The 17 runs set an ACC Tournament record for runs in an inning and were the third-most runs in an inning in school history, including the most since scoring a school-record 19 runs against Maryland on March 21, 1998.
Clemson banged out four home runs in the inning, one by Chris Williams, one by Seth Beer and two by Logan Davidson. The homers by Davidson came from both sides of the plate. Just six days earlier at Pittsburgh, Davidson became the first Tiger in history to homer from both sides of the plate in a game. Now, he did it in one inning. To put this in perspective, there have been only three MLB players who have accomplished that feat.
The first of Davidson’s long balls was a two-run shot from the left side of the plate. His second was a grand slam from the right side of the plate. That’s eight total bases and six RBIs in one inning. He also picked up another RBI later in the game to set Clemson’s ACC Tournament record with seven RBIs in a game.
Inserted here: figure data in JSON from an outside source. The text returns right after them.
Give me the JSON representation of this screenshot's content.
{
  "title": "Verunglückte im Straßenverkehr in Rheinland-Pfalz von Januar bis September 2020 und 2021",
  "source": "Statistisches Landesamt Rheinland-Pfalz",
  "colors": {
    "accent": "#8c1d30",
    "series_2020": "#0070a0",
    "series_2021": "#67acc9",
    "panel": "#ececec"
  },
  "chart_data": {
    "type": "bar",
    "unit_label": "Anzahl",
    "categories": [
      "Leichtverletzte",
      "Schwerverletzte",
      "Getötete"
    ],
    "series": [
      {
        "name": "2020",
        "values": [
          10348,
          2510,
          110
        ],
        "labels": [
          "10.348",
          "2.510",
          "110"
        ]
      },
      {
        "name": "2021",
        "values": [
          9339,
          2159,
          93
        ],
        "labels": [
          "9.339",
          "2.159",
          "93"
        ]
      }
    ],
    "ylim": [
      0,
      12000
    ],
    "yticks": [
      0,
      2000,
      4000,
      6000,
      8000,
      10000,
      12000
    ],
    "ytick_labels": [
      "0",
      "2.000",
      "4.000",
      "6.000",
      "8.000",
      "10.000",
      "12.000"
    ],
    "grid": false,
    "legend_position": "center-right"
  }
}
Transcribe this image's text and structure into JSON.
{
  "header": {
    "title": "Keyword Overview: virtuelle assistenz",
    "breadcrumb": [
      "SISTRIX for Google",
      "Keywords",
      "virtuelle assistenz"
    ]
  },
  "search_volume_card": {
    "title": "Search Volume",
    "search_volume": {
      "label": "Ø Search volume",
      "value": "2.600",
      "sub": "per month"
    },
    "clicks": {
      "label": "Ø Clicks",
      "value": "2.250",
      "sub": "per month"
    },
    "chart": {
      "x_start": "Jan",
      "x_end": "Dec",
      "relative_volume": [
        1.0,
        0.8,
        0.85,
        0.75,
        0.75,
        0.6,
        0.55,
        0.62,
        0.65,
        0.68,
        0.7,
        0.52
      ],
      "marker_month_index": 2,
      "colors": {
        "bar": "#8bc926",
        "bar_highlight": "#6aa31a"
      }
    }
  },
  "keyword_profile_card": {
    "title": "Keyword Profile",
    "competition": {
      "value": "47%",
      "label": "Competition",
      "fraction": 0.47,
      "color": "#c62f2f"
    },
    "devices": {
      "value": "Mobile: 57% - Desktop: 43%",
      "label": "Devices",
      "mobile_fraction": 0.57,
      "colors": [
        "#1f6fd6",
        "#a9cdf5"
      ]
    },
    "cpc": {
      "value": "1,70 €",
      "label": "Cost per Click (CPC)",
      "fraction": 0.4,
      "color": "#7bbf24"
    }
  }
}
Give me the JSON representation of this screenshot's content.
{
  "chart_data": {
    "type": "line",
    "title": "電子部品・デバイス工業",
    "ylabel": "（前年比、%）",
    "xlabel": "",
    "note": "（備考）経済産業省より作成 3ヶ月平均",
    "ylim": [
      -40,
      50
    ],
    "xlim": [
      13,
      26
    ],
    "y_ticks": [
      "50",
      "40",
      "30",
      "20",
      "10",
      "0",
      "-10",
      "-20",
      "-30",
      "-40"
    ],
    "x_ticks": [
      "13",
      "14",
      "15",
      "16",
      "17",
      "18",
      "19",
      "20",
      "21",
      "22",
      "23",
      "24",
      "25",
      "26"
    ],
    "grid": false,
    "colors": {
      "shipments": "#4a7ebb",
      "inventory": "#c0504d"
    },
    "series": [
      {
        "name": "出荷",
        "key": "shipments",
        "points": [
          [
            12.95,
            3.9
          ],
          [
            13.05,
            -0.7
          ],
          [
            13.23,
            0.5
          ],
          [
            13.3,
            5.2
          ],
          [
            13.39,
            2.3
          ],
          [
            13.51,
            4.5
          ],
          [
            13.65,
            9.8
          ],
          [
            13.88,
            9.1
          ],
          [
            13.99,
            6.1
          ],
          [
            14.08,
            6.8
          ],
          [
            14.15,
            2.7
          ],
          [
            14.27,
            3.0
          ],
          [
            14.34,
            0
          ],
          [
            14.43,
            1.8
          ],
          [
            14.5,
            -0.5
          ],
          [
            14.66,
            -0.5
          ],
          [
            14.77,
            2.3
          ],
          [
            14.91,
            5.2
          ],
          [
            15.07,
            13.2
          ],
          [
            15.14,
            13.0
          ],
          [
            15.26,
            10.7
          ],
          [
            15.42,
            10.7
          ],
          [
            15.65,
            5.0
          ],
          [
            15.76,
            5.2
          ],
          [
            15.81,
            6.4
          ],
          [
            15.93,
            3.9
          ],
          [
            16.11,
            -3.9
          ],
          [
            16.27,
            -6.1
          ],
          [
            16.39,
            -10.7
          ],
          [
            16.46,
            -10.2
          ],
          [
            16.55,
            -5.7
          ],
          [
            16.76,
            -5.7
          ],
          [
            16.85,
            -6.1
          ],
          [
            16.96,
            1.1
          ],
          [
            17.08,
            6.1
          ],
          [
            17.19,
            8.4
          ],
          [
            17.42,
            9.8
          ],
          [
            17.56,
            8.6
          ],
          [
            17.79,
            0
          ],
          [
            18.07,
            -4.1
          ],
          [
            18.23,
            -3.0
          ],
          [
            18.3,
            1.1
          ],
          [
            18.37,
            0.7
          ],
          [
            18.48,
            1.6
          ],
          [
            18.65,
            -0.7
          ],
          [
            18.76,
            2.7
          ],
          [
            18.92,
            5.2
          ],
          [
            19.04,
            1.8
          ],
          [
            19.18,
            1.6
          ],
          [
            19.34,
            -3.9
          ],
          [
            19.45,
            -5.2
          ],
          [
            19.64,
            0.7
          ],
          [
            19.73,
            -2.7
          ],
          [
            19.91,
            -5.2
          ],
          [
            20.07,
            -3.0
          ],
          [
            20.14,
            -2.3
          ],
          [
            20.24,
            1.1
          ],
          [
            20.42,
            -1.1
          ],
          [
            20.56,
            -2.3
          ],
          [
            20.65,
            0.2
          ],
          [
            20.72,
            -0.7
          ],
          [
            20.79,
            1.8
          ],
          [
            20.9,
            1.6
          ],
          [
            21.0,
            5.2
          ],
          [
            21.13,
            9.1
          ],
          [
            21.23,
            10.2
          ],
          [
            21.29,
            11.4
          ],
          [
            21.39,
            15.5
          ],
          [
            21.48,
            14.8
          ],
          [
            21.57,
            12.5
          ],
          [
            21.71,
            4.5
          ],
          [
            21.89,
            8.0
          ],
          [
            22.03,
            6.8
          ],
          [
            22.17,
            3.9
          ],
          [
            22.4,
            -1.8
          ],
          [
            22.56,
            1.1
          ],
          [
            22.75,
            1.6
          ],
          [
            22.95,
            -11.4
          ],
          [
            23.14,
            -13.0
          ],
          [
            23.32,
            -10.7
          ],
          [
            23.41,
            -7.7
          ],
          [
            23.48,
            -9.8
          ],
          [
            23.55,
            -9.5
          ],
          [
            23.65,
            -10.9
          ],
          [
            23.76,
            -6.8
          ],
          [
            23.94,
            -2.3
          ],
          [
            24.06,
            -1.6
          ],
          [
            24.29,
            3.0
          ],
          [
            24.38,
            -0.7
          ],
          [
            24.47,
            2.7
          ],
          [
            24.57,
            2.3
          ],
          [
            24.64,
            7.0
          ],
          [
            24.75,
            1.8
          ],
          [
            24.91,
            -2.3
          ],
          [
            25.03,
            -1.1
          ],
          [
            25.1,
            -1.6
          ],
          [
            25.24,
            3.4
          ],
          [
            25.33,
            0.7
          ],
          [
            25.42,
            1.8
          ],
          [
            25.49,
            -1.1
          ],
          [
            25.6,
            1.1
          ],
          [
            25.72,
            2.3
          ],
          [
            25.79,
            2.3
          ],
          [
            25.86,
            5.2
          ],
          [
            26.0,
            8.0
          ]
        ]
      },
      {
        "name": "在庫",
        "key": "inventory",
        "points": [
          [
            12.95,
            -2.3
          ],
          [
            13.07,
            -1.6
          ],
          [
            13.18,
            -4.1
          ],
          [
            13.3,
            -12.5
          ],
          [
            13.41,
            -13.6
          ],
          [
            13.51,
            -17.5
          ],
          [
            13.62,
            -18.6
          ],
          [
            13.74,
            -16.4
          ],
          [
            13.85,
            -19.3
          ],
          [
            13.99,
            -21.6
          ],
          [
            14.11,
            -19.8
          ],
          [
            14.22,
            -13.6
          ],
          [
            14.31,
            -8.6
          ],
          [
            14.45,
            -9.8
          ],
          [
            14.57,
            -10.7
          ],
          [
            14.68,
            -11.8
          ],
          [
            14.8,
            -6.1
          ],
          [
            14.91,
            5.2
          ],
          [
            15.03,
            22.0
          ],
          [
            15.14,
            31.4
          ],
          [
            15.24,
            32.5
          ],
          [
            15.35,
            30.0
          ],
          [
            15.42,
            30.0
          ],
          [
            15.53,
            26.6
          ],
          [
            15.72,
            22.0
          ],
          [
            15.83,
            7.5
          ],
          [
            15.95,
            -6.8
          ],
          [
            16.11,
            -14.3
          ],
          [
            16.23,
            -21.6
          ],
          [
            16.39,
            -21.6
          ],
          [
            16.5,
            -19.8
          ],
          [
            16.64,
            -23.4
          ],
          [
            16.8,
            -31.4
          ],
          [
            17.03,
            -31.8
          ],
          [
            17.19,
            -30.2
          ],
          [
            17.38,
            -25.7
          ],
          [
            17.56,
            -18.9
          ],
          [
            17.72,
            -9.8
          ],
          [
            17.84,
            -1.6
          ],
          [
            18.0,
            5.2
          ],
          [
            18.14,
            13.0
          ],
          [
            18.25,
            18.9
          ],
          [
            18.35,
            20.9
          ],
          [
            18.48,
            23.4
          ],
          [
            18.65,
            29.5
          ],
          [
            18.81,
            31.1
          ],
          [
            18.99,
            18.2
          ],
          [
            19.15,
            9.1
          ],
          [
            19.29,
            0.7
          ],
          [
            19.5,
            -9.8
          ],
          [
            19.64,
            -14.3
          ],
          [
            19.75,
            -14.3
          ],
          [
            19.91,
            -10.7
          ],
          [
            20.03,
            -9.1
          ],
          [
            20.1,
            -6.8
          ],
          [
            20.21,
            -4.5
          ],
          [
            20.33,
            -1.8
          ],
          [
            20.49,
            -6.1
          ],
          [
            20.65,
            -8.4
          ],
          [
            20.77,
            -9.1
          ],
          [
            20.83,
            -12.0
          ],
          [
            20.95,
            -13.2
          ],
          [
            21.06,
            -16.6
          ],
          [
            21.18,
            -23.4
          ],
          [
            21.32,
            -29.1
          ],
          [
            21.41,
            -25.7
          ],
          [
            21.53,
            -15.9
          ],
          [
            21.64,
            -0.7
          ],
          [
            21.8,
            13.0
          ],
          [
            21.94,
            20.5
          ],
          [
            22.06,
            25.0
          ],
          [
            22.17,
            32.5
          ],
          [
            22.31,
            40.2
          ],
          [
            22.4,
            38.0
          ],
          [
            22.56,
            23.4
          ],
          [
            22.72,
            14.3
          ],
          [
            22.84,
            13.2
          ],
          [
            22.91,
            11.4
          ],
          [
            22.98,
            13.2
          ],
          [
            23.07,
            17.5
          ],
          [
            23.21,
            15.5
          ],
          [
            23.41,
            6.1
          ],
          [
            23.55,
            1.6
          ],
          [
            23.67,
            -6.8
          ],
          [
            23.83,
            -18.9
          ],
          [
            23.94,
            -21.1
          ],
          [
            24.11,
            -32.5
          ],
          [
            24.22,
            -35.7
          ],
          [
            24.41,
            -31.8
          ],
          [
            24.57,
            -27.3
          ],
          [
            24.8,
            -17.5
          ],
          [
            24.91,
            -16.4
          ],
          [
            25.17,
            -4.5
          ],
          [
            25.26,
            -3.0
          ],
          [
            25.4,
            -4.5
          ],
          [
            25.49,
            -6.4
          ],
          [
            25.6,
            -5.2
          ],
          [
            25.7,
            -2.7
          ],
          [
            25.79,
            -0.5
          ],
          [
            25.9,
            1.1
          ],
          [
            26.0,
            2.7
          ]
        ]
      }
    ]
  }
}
Chris Williams, Patrick Cromwell and Drew Wharton each had three plate appearances in the inning. Williams walked, singled, homered and score three runs in the magical fourth inning. How many times have you seen one player score three runs in one inning?
Now, all of what I have mentioned is pretty memorable stuff to see in one inning, but my most memorable thing of the entire inning happened to Clemson DH Justin Hawkins. His first at-bat of the inning was a sacrifice fly to center that scored Williams from third base. By the time he came to the plate for the second time in the inning, Williams was on second base and Wharton was on first base.
The first pitch to Hawkins was a ball and the second was a wild pitch that moved Williams to third and Wharton to second. The count was 2-0 to Hawkins, and Notre Dame made a pitching change. The first pitch the new hurler threw went by the catcher to the backstop. As the pitcher came to cover the plate, Williams broke for home to score. The two collided, and the pitcher flipped on his back and was injured, forcing him to leave the game. Williams was safe at home and Wharton moved to third base.
The count was 3-0 to Hawkins, and another pitcher came on to pitch. For the first time in my life, I was about to see one batter face three different pitchers in one plate appearance. Head coach Monte Lee later told me he had never seen that happen before, and when I asked all those on the Clemson staff, it was a first for them as well.